Destekten yoksun kalma zararları TBK’nın 53. maddesinde bedensel zararlar ise TBK’nın 54. maddesinde düzenlenmiştir. Keza haksız fiil sorumlusu açısından tazminatın belirlenmesinin usul ve esasları 55. maddede, tazminattan indirim nedenleri ise 51 ve 52. maddelerinde düzenlenmiştir. … Mahkemesinin KTK’nın 90. maddesinde vermiş olduğu kısmi iptal kararı ile madde değişiklikten önceki hâline getirilmiştir. KTK’nın 90. maddesinde 14.04.2016 tarihli ve 6704 sayılı Kanun’un 3. maddesi ile değişiklik yapılmadan önce 01.06.2015 tarihine kadar 12.08.2003 tarihli Genel Şartlar hükümleri uygulanmıştır. Zira Genel Şartların hükümlerinin uygulanmasının hukukî dayanağı KTK’nın 90. maddesi değildir.

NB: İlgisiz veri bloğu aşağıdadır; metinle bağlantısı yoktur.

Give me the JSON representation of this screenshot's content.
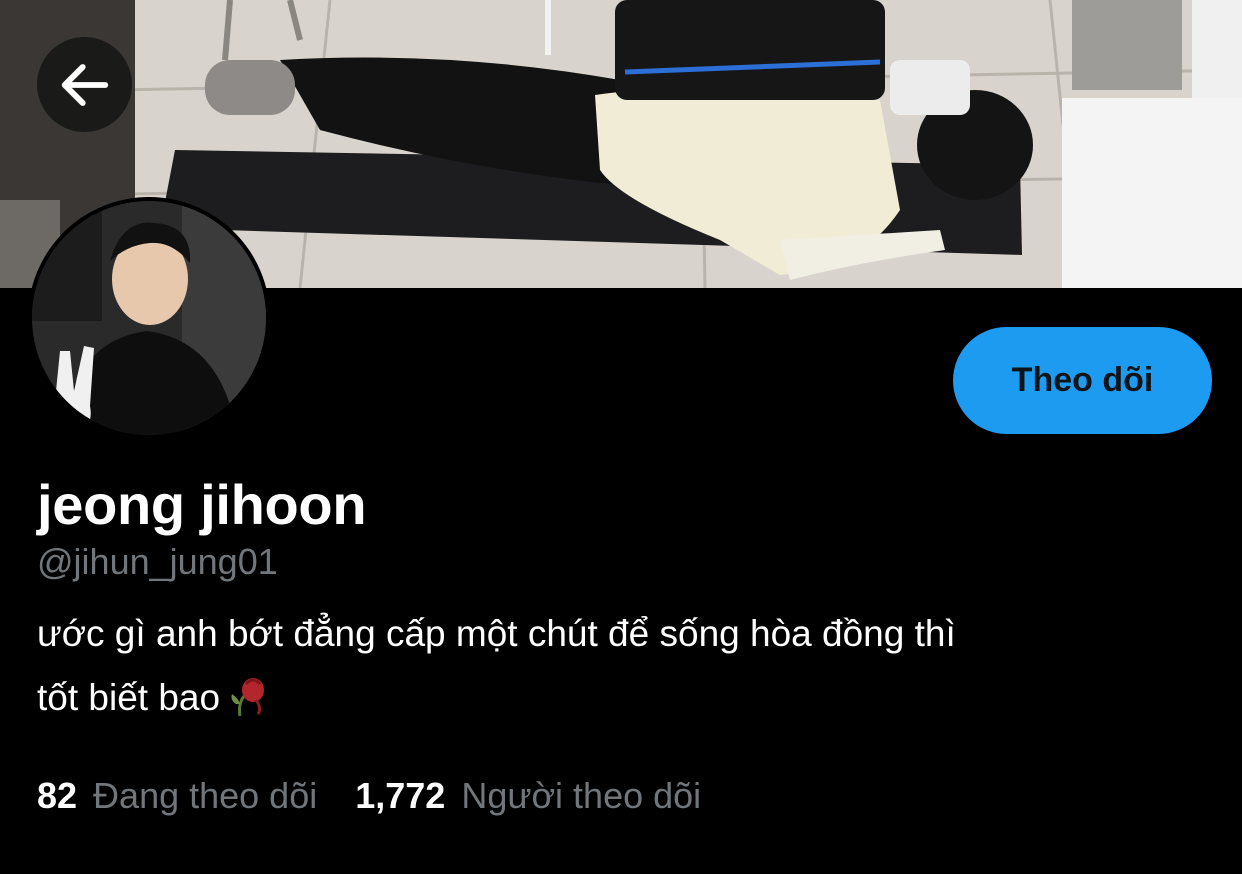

01.06.2015 tarihinde yürürlüğe giren Karayolları Motorlu Araçlar Zorunlu Malî Sorumluluk Sigortası Genel Şartların A.2 (d) bendinde sigortalının sorumlu olduğu zarar tanımında, A.3 maddesinde sigortanın sorumluluk kapsamında ve A.5. (ç) maddesinde destekten yoksun kalma teminatı kapsamında sigortacının destekten yoksun kalma zararlarından sorumluluğunu motorlu araçların işletilmesi sonucu üçüncü kişinin ölümü ile sınırlandırılmıştır.

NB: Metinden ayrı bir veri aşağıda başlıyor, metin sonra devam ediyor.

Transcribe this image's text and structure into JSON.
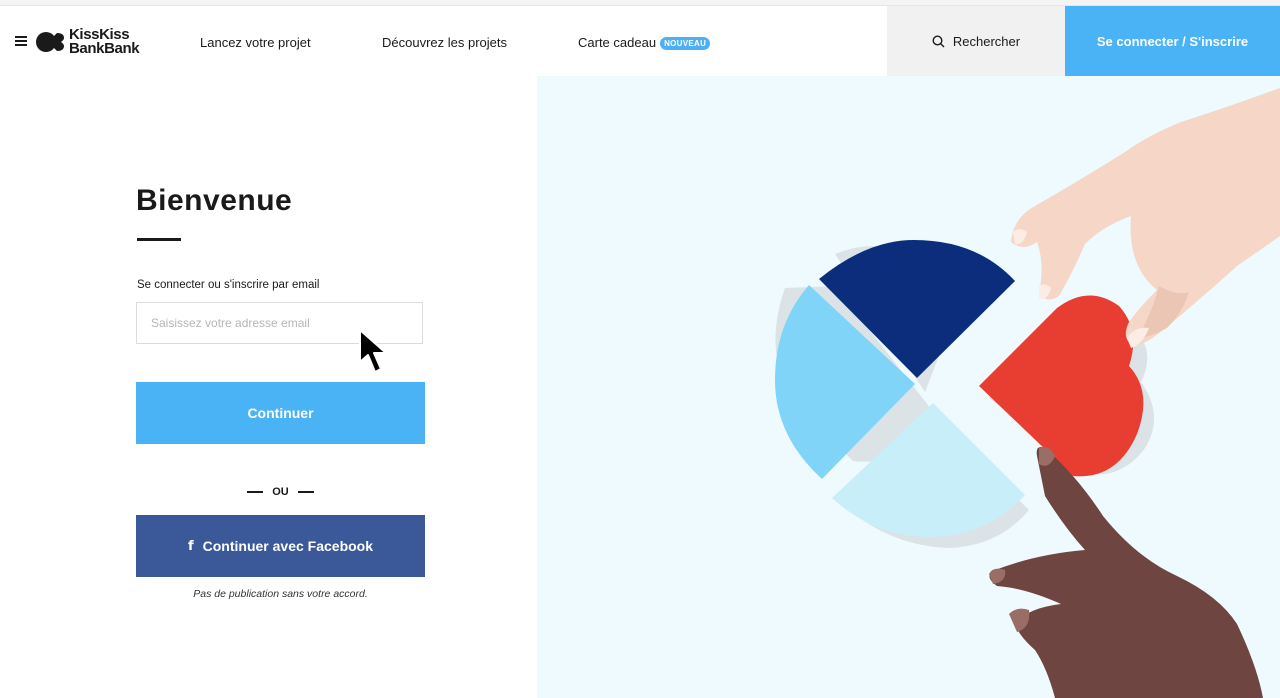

Tedbir koşullarının yargılamanın her aşamasında incelenmesi mümkün olmakla;İhtiyati tedbirin şartlar başlıklı 389. maddesinde (1) Mevcut durumda meydana gelebilecek bir değişme nedeniyle hakkın elde edilmesinin önemli ölçüde zorlaşacağından ya da tamamen imkânsız hâle geleceğinden veya gecikme sebebiyle bir sakıncanın yahut ciddi bir zararın doğacağından endişe edilmesi hâllerinde, uyuşmazlık konusu hakkında ihtiyati tedbir kararı verilebilir. (2) Birinci fıkra hükmü niteliğine uygun düştüğü ölçüde çekişmesiz yargı işlerinde de uygulanır.
Durum ve koşulların değişmesi sebebiyle tedbirin değiştirilmesi veya kaldırılması başlıklı 396. maddesinde (1) Durum ve koşulların değiştiği sabit olursa, talep üzerine ihtiyati tedbirin değiştirilmesine veya kaldırılmasına teminat aranmaksızın karar verilebilir. (2) İtiraza ilişkin 394 üncü maddenin üçüncü ve dördüncü fıkrası, kıyas yoluyla uygulanır.

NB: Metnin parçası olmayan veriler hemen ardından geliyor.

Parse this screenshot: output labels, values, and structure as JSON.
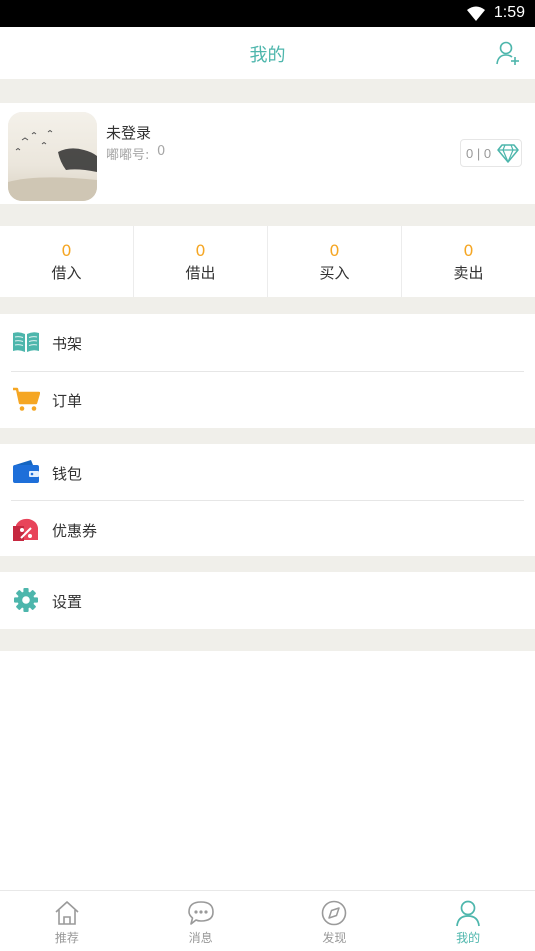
{
  "status_bar": {
    "time": "1:59"
  },
  "header": {
    "title": "我的",
    "add_user_icon": "add-user-icon"
  },
  "profile": {
    "name": "未登录",
    "dudu_label": "嘟嘟号:",
    "dudu_value": "0",
    "balance_text": "0 | 0",
    "gem_icon": "diamond-icon"
  },
  "stats": [
    {
      "value": "0",
      "label": "借入"
    },
    {
      "value": "0",
      "label": "借出"
    },
    {
      "value": "0",
      "label": "买入"
    },
    {
      "value": "0",
      "label": "卖出"
    }
  ],
  "menu_groups": [
    [
      {
        "label": "书架",
        "icon": "book-icon"
      },
      {
        "label": "订单",
        "icon": "cart-icon"
      }
    ],
    [
      {
        "label": "钱包",
        "icon": "wallet-icon"
      },
      {
        "label": "优惠券",
        "icon": "coupon-icon"
      }
    ],
    [
      {
        "label": "设置",
        "icon": "gear-icon"
      }
    ]
  ],
  "tabs": [
    {
      "label": "推荐",
      "icon": "home-icon",
      "active": false
    },
    {
      "label": "消息",
      "icon": "chat-icon",
      "active": false
    },
    {
      "label": "发现",
      "icon": "compass-icon",
      "active": false
    },
    {
      "label": "我的",
      "icon": "person-icon",
      "active": true
    }
  ],
  "colors": {
    "accent": "#4db6ac",
    "stat_number": "#f5a623",
    "background_gap": "#f0efea",
    "book_icon": "#4db6ac",
    "cart_icon": "#f5a623",
    "wallet_icon": "#1e6fd9",
    "coupon_icon": "#e8445a",
    "gear_icon": "#4db6ac"
  }
}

Somut olayda, dava, cevap, nüfus kayıt örnekleri, tarafların ekonomik ve sosyal durumunun araştırılmasına ilişkin tutanaklar, … yazı cevabı, davalıya ait aracın mülkiyet durumuna ilişkin yazı cevabı, Trafik Tespit Tutanağı örneği, Sigorta Poliçe örneği, Adli Tıp Kurumundan kusur raporları, bilirkişiden hesap raporları ve tüm dosya kapsamında göre; davalı …’un sevk ve idaresindeki otomobil ile meskun mahalde gündüz vakti bölünmüş yolun sol şeridini takiben seyri sırasında yola gereken dikkatini vermediği, bu haliyle geldiği olay yerinde seyrine göre yolun sağından yola girerek karşıdan karşıya geçmek isteyen ve sol şeride kadar gelmiş bulunan ve yaya olan davacının desteği ve annesi olan …’a karşı, zamanında etkin tedbir alamayıp çarpmasıyla meydana gelen olayda dikkat ve özen yükümlülüklerine aykırı hareketiyle kusurlu olduğu destek davacın annesi müteveffa …’ın ise karşıdan karşıya geçmek için yaklaşan araçların hız ve yakınlık durumunu dikkate almadan akan trafiğin arasından kendi can güvenliğini tehlikeye atacak biçimde kontrolsüzce yola girdiği, bu haliyle yolun sağından yola girip sol şeride kadar geldiğinde seyir yoluna girdiği otomobilin sadmesine maruz kalıp kendi ölümüyle sonuçlanan olayda dikkatsizliği, tedbirsizliği ve kurallara aykırı hareketiyle kusurlu olduğu, y olayda; davalı sürücü …’un %20(yüzde yirmi) oranında kusurlu, yaya olan davacının desteği …’ın %80(yüzde seksen) oranında kusurlu olduğu anlaşılmıştır.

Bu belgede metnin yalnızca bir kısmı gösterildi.